Estudou Belas Artes e Comunicação, em Nova Iorque, mas é, sobretudo, da Moda que faz o seu percurso profissional. Em 2006, David Motta começou a trabalhar na Vogue americana, ao mesmo tempo que fazia consultoria em Relações Públicas para nomes como Balenciaga, Narcizo Rodriguez ou Proenza Schouler.
Hoje, já fez trabalhos como diretor artístico, curador, produtor em projetos de arte, designer de figurinos e, claro, stylist. E já colaborou com edições como Vogue, Elle, Harper's Bazaar ou Paper Magazine. Já dissemos que fez parte da equipa por trás do ensaio de Madonna para a Vogue Itália, fotografada em Portugal? Pois é. Mas o que todos têm em comum? A Beleza. Seja qual for a sua forma, ela está presente. Está também muito presente na sua vida pessoal, com as memórias que tem da avó e da mãe, e das suas rotinas de cuidados de rosto e idas ao salão.

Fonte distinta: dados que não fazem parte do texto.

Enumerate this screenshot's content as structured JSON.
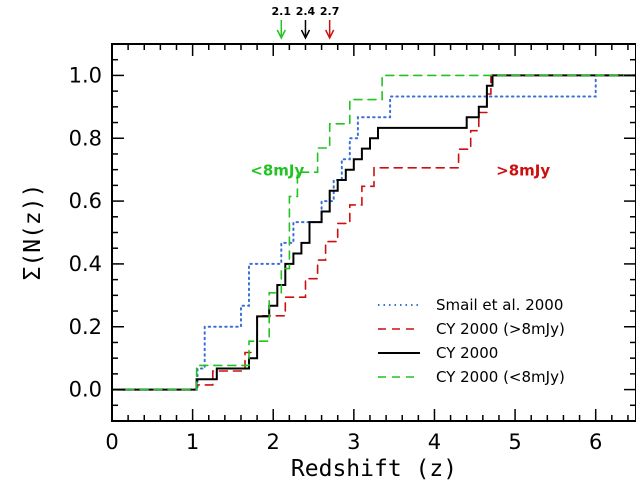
{
  "chart_data": {
    "type": "line",
    "title": "",
    "xlabel": "Redshift (z)",
    "ylabel": "Σ(N(z))",
    "xlim": [
      0,
      6.5
    ],
    "ylim": [
      -0.1,
      1.1
    ],
    "xticks": [
      0,
      1,
      2,
      3,
      4,
      5,
      6
    ],
    "yticks": [
      0.0,
      0.2,
      0.4,
      0.6,
      0.8,
      1.0
    ],
    "xtick_labels": [
      "0",
      "1",
      "2",
      "3",
      "4",
      "5",
      "6"
    ],
    "ytick_labels": [
      "0.0",
      "0.2",
      "0.4",
      "0.6",
      "0.8",
      "1.0"
    ],
    "grid": false,
    "legend_position": "bottom-right",
    "series": [
      {
        "name": "Smail et al. 2000",
        "color": "#3a6fd8",
        "dash": "dotted",
        "points": [
          [
            0,
            0
          ],
          [
            1.06,
            0
          ],
          [
            1.06,
            0.067
          ],
          [
            1.15,
            0.067
          ],
          [
            1.15,
            0.2
          ],
          [
            1.6,
            0.2
          ],
          [
            1.6,
            0.267
          ],
          [
            1.7,
            0.267
          ],
          [
            1.7,
            0.4
          ],
          [
            2.1,
            0.4
          ],
          [
            2.1,
            0.467
          ],
          [
            2.25,
            0.467
          ],
          [
            2.25,
            0.533
          ],
          [
            2.6,
            0.533
          ],
          [
            2.6,
            0.6
          ],
          [
            2.75,
            0.6
          ],
          [
            2.75,
            0.667
          ],
          [
            2.85,
            0.667
          ],
          [
            2.85,
            0.733
          ],
          [
            2.95,
            0.733
          ],
          [
            2.95,
            0.8
          ],
          [
            3.05,
            0.8
          ],
          [
            3.05,
            0.867
          ],
          [
            3.45,
            0.867
          ],
          [
            3.45,
            0.933
          ],
          [
            6.0,
            0.933
          ],
          [
            6.0,
            1.0
          ],
          [
            6.5,
            1.0
          ]
        ]
      },
      {
        "name": "CY 2000 (>8mJy)",
        "color": "#cc1010",
        "dash": "dashed",
        "points": [
          [
            0,
            0
          ],
          [
            1.05,
            0
          ],
          [
            1.05,
            0.015
          ],
          [
            1.25,
            0.015
          ],
          [
            1.25,
            0.059
          ],
          [
            1.65,
            0.059
          ],
          [
            1.65,
            0.118
          ],
          [
            1.8,
            0.118
          ],
          [
            1.8,
            0.235
          ],
          [
            2.15,
            0.235
          ],
          [
            2.15,
            0.294
          ],
          [
            2.4,
            0.294
          ],
          [
            2.4,
            0.353
          ],
          [
            2.55,
            0.353
          ],
          [
            2.55,
            0.412
          ],
          [
            2.65,
            0.412
          ],
          [
            2.65,
            0.471
          ],
          [
            2.8,
            0.471
          ],
          [
            2.8,
            0.529
          ],
          [
            2.95,
            0.529
          ],
          [
            2.95,
            0.588
          ],
          [
            3.1,
            0.588
          ],
          [
            3.1,
            0.647
          ],
          [
            3.25,
            0.647
          ],
          [
            3.25,
            0.706
          ],
          [
            4.3,
            0.706
          ],
          [
            4.3,
            0.765
          ],
          [
            4.45,
            0.765
          ],
          [
            4.45,
            0.824
          ],
          [
            4.55,
            0.824
          ],
          [
            4.55,
            0.882
          ],
          [
            4.65,
            0.882
          ],
          [
            4.65,
            0.941
          ],
          [
            4.7,
            0.941
          ],
          [
            4.7,
            1.0
          ],
          [
            6.5,
            1.0
          ]
        ]
      },
      {
        "name": "CY 2000",
        "color": "#000000",
        "dash": "solid",
        "points": [
          [
            0,
            0
          ],
          [
            1.05,
            0
          ],
          [
            1.05,
            0.033
          ],
          [
            1.3,
            0.033
          ],
          [
            1.3,
            0.067
          ],
          [
            1.7,
            0.067
          ],
          [
            1.7,
            0.1
          ],
          [
            1.8,
            0.1
          ],
          [
            1.8,
            0.233
          ],
          [
            1.95,
            0.233
          ],
          [
            1.95,
            0.267
          ],
          [
            2.05,
            0.267
          ],
          [
            2.05,
            0.333
          ],
          [
            2.15,
            0.333
          ],
          [
            2.15,
            0.4
          ],
          [
            2.25,
            0.4
          ],
          [
            2.25,
            0.433
          ],
          [
            2.35,
            0.433
          ],
          [
            2.35,
            0.467
          ],
          [
            2.45,
            0.467
          ],
          [
            2.45,
            0.533
          ],
          [
            2.6,
            0.533
          ],
          [
            2.6,
            0.567
          ],
          [
            2.7,
            0.567
          ],
          [
            2.7,
            0.633
          ],
          [
            2.8,
            0.633
          ],
          [
            2.8,
            0.667
          ],
          [
            2.9,
            0.667
          ],
          [
            2.9,
            0.7
          ],
          [
            3.0,
            0.7
          ],
          [
            3.0,
            0.733
          ],
          [
            3.1,
            0.733
          ],
          [
            3.1,
            0.767
          ],
          [
            3.2,
            0.767
          ],
          [
            3.2,
            0.8
          ],
          [
            3.3,
            0.8
          ],
          [
            3.3,
            0.833
          ],
          [
            4.4,
            0.833
          ],
          [
            4.4,
            0.867
          ],
          [
            4.55,
            0.867
          ],
          [
            4.55,
            0.9
          ],
          [
            4.65,
            0.9
          ],
          [
            4.65,
            0.967
          ],
          [
            4.72,
            0.967
          ],
          [
            4.72,
            1.0
          ],
          [
            6.5,
            1.0
          ]
        ]
      },
      {
        "name": "CY 2000 (<8mJy)",
        "color": "#22c322",
        "dash": "dashed",
        "points": [
          [
            0,
            0
          ],
          [
            1.05,
            0
          ],
          [
            1.05,
            0.077
          ],
          [
            1.7,
            0.077
          ],
          [
            1.7,
            0.154
          ],
          [
            1.95,
            0.154
          ],
          [
            1.95,
            0.308
          ],
          [
            2.1,
            0.308
          ],
          [
            2.1,
            0.385
          ],
          [
            2.2,
            0.385
          ],
          [
            2.2,
            0.615
          ],
          [
            2.3,
            0.615
          ],
          [
            2.3,
            0.692
          ],
          [
            2.55,
            0.692
          ],
          [
            2.55,
            0.769
          ],
          [
            2.7,
            0.769
          ],
          [
            2.7,
            0.846
          ],
          [
            2.95,
            0.846
          ],
          [
            2.95,
            0.923
          ],
          [
            3.35,
            0.923
          ],
          [
            3.35,
            1.0
          ],
          [
            6.5,
            1.0
          ]
        ]
      }
    ],
    "annotations": [
      {
        "text": "<8mJy",
        "color": "#22c322",
        "x": 2.05,
        "y": 0.7
      },
      {
        "text": ">8mJy",
        "color": "#cc1010",
        "x": 5.1,
        "y": 0.7
      }
    ],
    "top_markers": [
      {
        "label": "2.1",
        "x": 2.1,
        "color": "#22c322"
      },
      {
        "label": "2.4",
        "x": 2.4,
        "color": "#000000"
      },
      {
        "label": "2.7",
        "x": 2.7,
        "color": "#cc1010"
      }
    ]
  }
}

O David é stylist e está envolvido em inúmeros projetos no mundo da Moda. O que é que um projeto tem de ter para o fazer querer trabalhar nele?
Muito potencial (risos). Mas, acima de tudo, são as histórias, a narrativa existente – ou não – que me cativam. No caso de não existir ou estar assente em pilares menos sólidos, adoro chegar e inventar, e depois, claro, contar uma boa história. Personalidade também, interesso-me, inspiro-me e fascino-me imenso com a variedade, mundos inteiros por explorar sem ter de apanhar aviões. O retrato pictórico é o meu género de pintura favorito. Ah! E muito, muito importante: uma boa equipa. Não se faz nada bem sozinho. Fomos criados ou inventados para funcionar uns com os outros, e eu não era nada, nem ninguém, nem muito menos teria feito alguma coisa, sem a ajuda, apoio ou colaboração de gente maravilhosa com quem vou tropeçando na vida.
Nos seus projetos, a Beleza é uma peça fundamental. Como é interligá-la com a Moda? E como podem ambas ser as estrelas num shooting?
Vital. A cara é o nosso cartão de visita... a pele, os dentes, o cabelo só por si, já podem contar inúmeras histórias. É o primeiro impacto, pelo menos é no que reparo primeiro. E, portanto, num trabalho muitas vezes começo por aí. A interligação com a Moda, na minha perspectiva – e não como indústria, mas como processo criativo – podia ser ainda mais privilegiada. Há muitos profissionais e revistas obcecados só com roupa, vender a roupa, mostrar a roupa, falar da roupa. De que é que vale uma roupa maravilhosa sem uma pele que a transporte para algum lado? A ilusão ou a reação que uma imagem de Moda deve criar, se não tiver harmonia entre todas as partes envolvidas, desde a luz à manequim, não serve para nada. No meu processo é essencial. A estrela de um shooting, e se calhar vou repetir-me, é tal e qual como no céu: são muitas. A Beleza ocupa, de facto, uma parcela muito maior que outros elementos. Por vezes brilha como uma estrela cadente, noutras está lá mas não a conseguimos ver.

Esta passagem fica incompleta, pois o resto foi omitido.